Manshenkang granules alleviate fibrosis in chronic renal failure rats by regulating the PDE4b/cAMP pathway.

Abstract

Ethnopharmacological relevance: Manshenkang granule (MSKG) is a traditional Chinese medicinal formula used to treat chronic renal failure, comprising Rheum tanguticum Maxim. ex Balf., Salvia miltiorrhiza Bunge, Citrus × aurantium L., Codonopsis pilosula (Franch.) Nannf., Polygonatum cyrtonema Hua, Smilax glabra Roxb., Ostrea rivularis Gould, and Glycyrrhiza uralensis Fisch. However, their efficacies and mechanisms of action require further investigation.

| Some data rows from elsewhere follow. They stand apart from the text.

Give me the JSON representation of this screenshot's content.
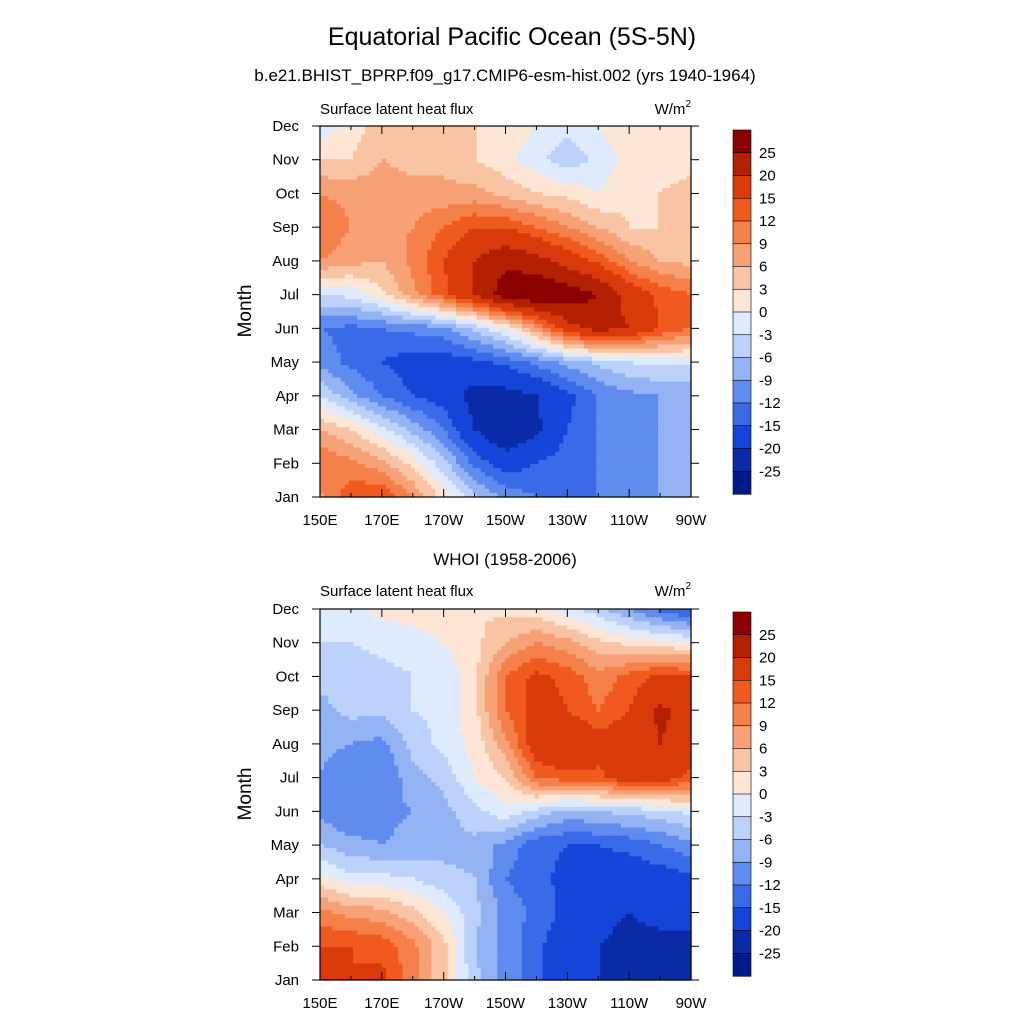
{
  "figure": {
    "title": "Equatorial Pacific Ocean (5S-5N)",
    "subtitle": "b.e21.BHIST_BPRP.f09_g17.CMIP6-esm-hist.002 (yrs 1940-1964)"
  },
  "colorbar": {
    "levels": [
      "25",
      "20",
      "15",
      "12",
      "9",
      "6",
      "3",
      "0",
      "-3",
      "-6",
      "-9",
      "-12",
      "-15",
      "-20",
      "-25"
    ],
    "colors": [
      "#8b0000",
      "#b22000",
      "#d93a0a",
      "#f05a1e",
      "#f5804a",
      "#f7a177",
      "#f9c4a4",
      "#fde6d6",
      "#dfeafc",
      "#bcd2fa",
      "#93b3f3",
      "#5f8cee",
      "#3a6ae8",
      "#1545d8",
      "#0a2ba8",
      "#001a8a"
    ]
  },
  "chart_data": [
    {
      "type": "heatmap",
      "panel_title": "",
      "left_label": "Surface latent heat flux",
      "units_base": "W/m",
      "units_exp": "2",
      "ylabel": "Month",
      "x_tick_labels": [
        "150E",
        "170E",
        "170W",
        "150W",
        "130W",
        "110W",
        "90W"
      ],
      "x_ticks_deg": [
        150,
        170,
        190,
        210,
        230,
        250,
        270
      ],
      "xlim_deg": [
        150,
        270
      ],
      "y_tick_labels": [
        "Jan",
        "Feb",
        "Mar",
        "Apr",
        "May",
        "Jun",
        "Jul",
        "Aug",
        "Sep",
        "Oct",
        "Nov",
        "Dec"
      ],
      "ylim_month": [
        1,
        12
      ],
      "z_grid_lon": [
        150,
        160,
        170,
        180,
        190,
        200,
        210,
        220,
        230,
        240,
        250,
        260,
        270
      ],
      "z_grid_month": [
        "Jan",
        "Feb",
        "Mar",
        "Apr",
        "May",
        "Jun",
        "Jul",
        "Aug",
        "Sep",
        "Oct",
        "Nov",
        "Dec"
      ],
      "z": [
        [
          8,
          14,
          15,
          9,
          2,
          -5,
          -10,
          -12,
          -12,
          -12,
          -10,
          -9,
          -9
        ],
        [
          12,
          10,
          7,
          2,
          -5,
          -13,
          -17,
          -15,
          -13,
          -12,
          -10,
          -9,
          -9
        ],
        [
          6,
          3,
          -2,
          -7,
          -12,
          -20,
          -25,
          -21,
          -15,
          -12,
          -10,
          -9,
          -9
        ],
        [
          -3,
          -8,
          -12,
          -15,
          -17,
          -22,
          -22,
          -20,
          -16,
          -12,
          -10,
          -9,
          -9
        ],
        [
          -10,
          -13,
          -15,
          -17,
          -17,
          -16,
          -14,
          -11,
          -8,
          -5,
          -3,
          -2,
          -2
        ],
        [
          -12,
          -13,
          -12,
          -11,
          -10,
          -5,
          0,
          8,
          18,
          22,
          20,
          15,
          12
        ],
        [
          -3,
          -2,
          2,
          8,
          14,
          20,
          28,
          30,
          28,
          25,
          18,
          14,
          12
        ],
        [
          9,
          7,
          6,
          10,
          15,
          20,
          24,
          22,
          18,
          14,
          9,
          6,
          5
        ],
        [
          12,
          9,
          8,
          9,
          12,
          15,
          15,
          12,
          9,
          6,
          3,
          3,
          4
        ],
        [
          9,
          8,
          8,
          7,
          7,
          7,
          5,
          3,
          2,
          0,
          2,
          3,
          4
        ],
        [
          3,
          3,
          6,
          5,
          5,
          3,
          1,
          -2,
          -5,
          -2,
          1,
          2,
          2
        ],
        [
          -2,
          1,
          5,
          5,
          5,
          3,
          2,
          0,
          -2,
          0,
          2,
          2,
          1
        ]
      ]
    },
    {
      "type": "heatmap",
      "panel_title": "WHOI (1958-2006)",
      "left_label": "Surface latent heat flux",
      "units_base": "W/m",
      "units_exp": "2",
      "ylabel": "Month",
      "x_tick_labels": [
        "150E",
        "170E",
        "170W",
        "150W",
        "130W",
        "110W",
        "90W"
      ],
      "x_ticks_deg": [
        150,
        170,
        190,
        210,
        230,
        250,
        270
      ],
      "xlim_deg": [
        150,
        270
      ],
      "y_tick_labels": [
        "Jan",
        "Feb",
        "Mar",
        "Apr",
        "May",
        "Jun",
        "Jul",
        "Aug",
        "Sep",
        "Oct",
        "Nov",
        "Dec"
      ],
      "ylim_month": [
        1,
        12
      ],
      "z_grid_lon": [
        150,
        160,
        170,
        180,
        190,
        200,
        210,
        220,
        230,
        240,
        250,
        260,
        270
      ],
      "z_grid_month": [
        "Jan",
        "Feb",
        "Mar",
        "Apr",
        "May",
        "Jun",
        "Jul",
        "Aug",
        "Sep",
        "Oct",
        "Nov",
        "Dec"
      ],
      "z": [
        [
          16,
          15,
          16,
          10,
          4,
          -5,
          -10,
          -14,
          -18,
          -20,
          -22,
          -24,
          -25
        ],
        [
          15,
          15,
          14,
          10,
          4,
          -6,
          -10,
          -14,
          -18,
          -20,
          -22,
          -22,
          -22
        ],
        [
          10,
          8,
          7,
          4,
          0,
          -5,
          -10,
          -13,
          -16,
          -18,
          -20,
          -18,
          -18
        ],
        [
          1,
          -2,
          -2,
          -3,
          -5,
          -6,
          -12,
          -14,
          -16,
          -17,
          -18,
          -17,
          -16
        ],
        [
          -6,
          -8,
          -9,
          -8,
          -7,
          -7,
          -10,
          -14,
          -15,
          -15,
          -14,
          -12,
          -10
        ],
        [
          -10,
          -12,
          -10,
          -9,
          -7,
          -4,
          -1,
          -4,
          -7,
          -6,
          -5,
          -4,
          -2
        ],
        [
          -9,
          -12,
          -12,
          -7,
          -5,
          0,
          3,
          12,
          14,
          14,
          18,
          18,
          14
        ],
        [
          -8,
          -9,
          -10,
          -5,
          -2,
          1,
          8,
          18,
          20,
          17,
          18,
          20,
          18
        ],
        [
          -7,
          -5,
          -5,
          -3,
          -2,
          2,
          12,
          17,
          15,
          12,
          15,
          21,
          18
        ],
        [
          -5,
          -5,
          -4,
          -3,
          -2,
          2,
          12,
          16,
          14,
          10,
          13,
          16,
          15
        ],
        [
          -3,
          -3,
          -2,
          -2,
          0,
          2,
          6,
          9,
          7,
          4,
          2,
          1,
          0
        ],
        [
          -2,
          -1,
          1,
          2,
          3,
          3,
          2,
          1,
          -2,
          -5,
          -9,
          -13,
          -16
        ]
      ]
    }
  ]
}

Aim of the study: This study explored the role and underlying mechanisms of MSKG in alleviating adenine-induced renal fibrosis in chronic renal failure rats.

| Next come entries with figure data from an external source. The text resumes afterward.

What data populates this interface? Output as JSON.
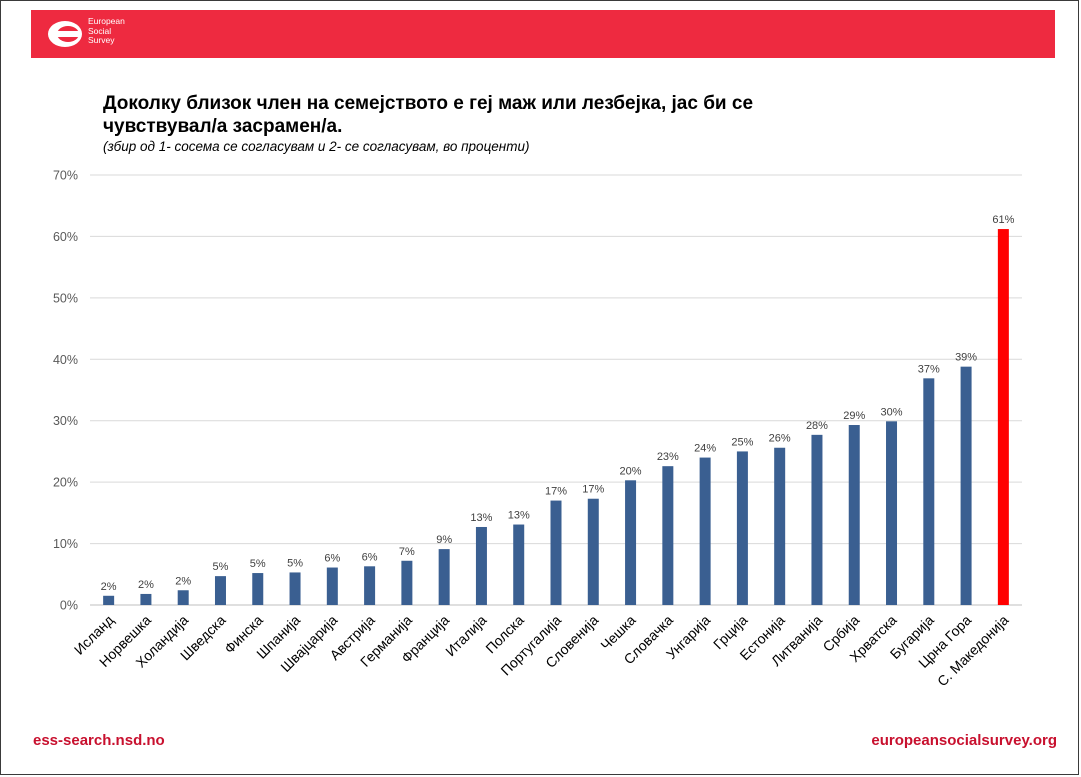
{
  "header": {
    "brand_lines": [
      "European",
      "Social",
      "Survey"
    ],
    "brand_color": "#ee2a40"
  },
  "title": "Доколку близок член на семејството е геј маж или лезбејка, јас би се чувствувал/а засрамен/а.",
  "subtitle": "(збир од 1- сосема се согласувам и 2- се согласувам, во проценти)",
  "footer": {
    "left": "ess-search.nsd.no",
    "right": "europeansocialsurvey.org"
  },
  "chart_data": {
    "type": "bar",
    "categories": [
      "Исланд",
      "Норвешка",
      "Холандија",
      "Шведска",
      "Финска",
      "Шпанија",
      "Швајцарија",
      "Австрија",
      "Германија",
      "Франција",
      "Италија",
      "Полска",
      "Португалија",
      "Словенија",
      "Чешка",
      "Словачка",
      "Унгарија",
      "Грција",
      "Естонија",
      "Литванија",
      "Србија",
      "Хрватска",
      "Бугарија",
      "Црна Гора",
      "С. Македонија"
    ],
    "values": [
      1.5,
      1.8,
      2.4,
      4.7,
      5.2,
      5.3,
      6.1,
      6.3,
      7.2,
      9.1,
      12.7,
      13.1,
      17.0,
      17.3,
      20.3,
      22.6,
      24.0,
      25.0,
      25.6,
      27.7,
      29.3,
      29.9,
      36.9,
      38.8,
      61.2
    ],
    "labels": [
      "2%",
      "2%",
      "2%",
      "5%",
      "5%",
      "5%",
      "6%",
      "6%",
      "7%",
      "9%",
      "13%",
      "13%",
      "17%",
      "17%",
      "20%",
      "23%",
      "24%",
      "25%",
      "26%",
      "28%",
      "29%",
      "30%",
      "37%",
      "39%",
      "61%"
    ],
    "highlight": "С. Македонија",
    "bar_color": "#3a5f91",
    "highlight_color": "#ff0000",
    "ylim": [
      0,
      70
    ],
    "yticks": [
      0,
      10,
      20,
      30,
      40,
      50,
      60,
      70
    ],
    "ytick_labels": [
      "0%",
      "10%",
      "20%",
      "30%",
      "40%",
      "50%",
      "60%",
      "70%"
    ],
    "grid": true,
    "xlabel": "",
    "ylabel": ""
  }
}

Materials and methods: Serum and urine indicators were assessed. Alpha smooth muscle actin (α-SMA), phosphodiesterase 4b (PDE4b), and exchange protein, directly activated by cyclic adenosine monophosphate (cAMP) 1 (Epac1) protein expression levels, were determined by western blotting. Molecular docking and dynamics simulations were performed to evaluate the binding of the main components of MSKG to PDE4b.

Results: Compared with the model group, the serum levels of creatinine, urea nitrogen, K⁺, P³⁺ and Ca²⁺ in rats treated with MSKG were significantly reduced, and the urine levels of creatinine, urea nitrogen, K⁺ and P³⁺ were significantly increased. The creatinine clearance rate in the MSKG group was significantly higher than that in the model group. MSKG increases mean blood flow and decreases the resistance index in chronic renal failure rats. MSKG increases cAMP and Epac1 levels and decreases PDE4b expression in renal tissues. The components of MSKG have a high binding affinity for PDE4b.

Discussion and conclusion: MSKG effectively alleviated renal fibrosis in rats with adenine-induced chronic renal failure, and its mechanism may be related to regulation of the PDE4b/cAMP/Epac1 pathway.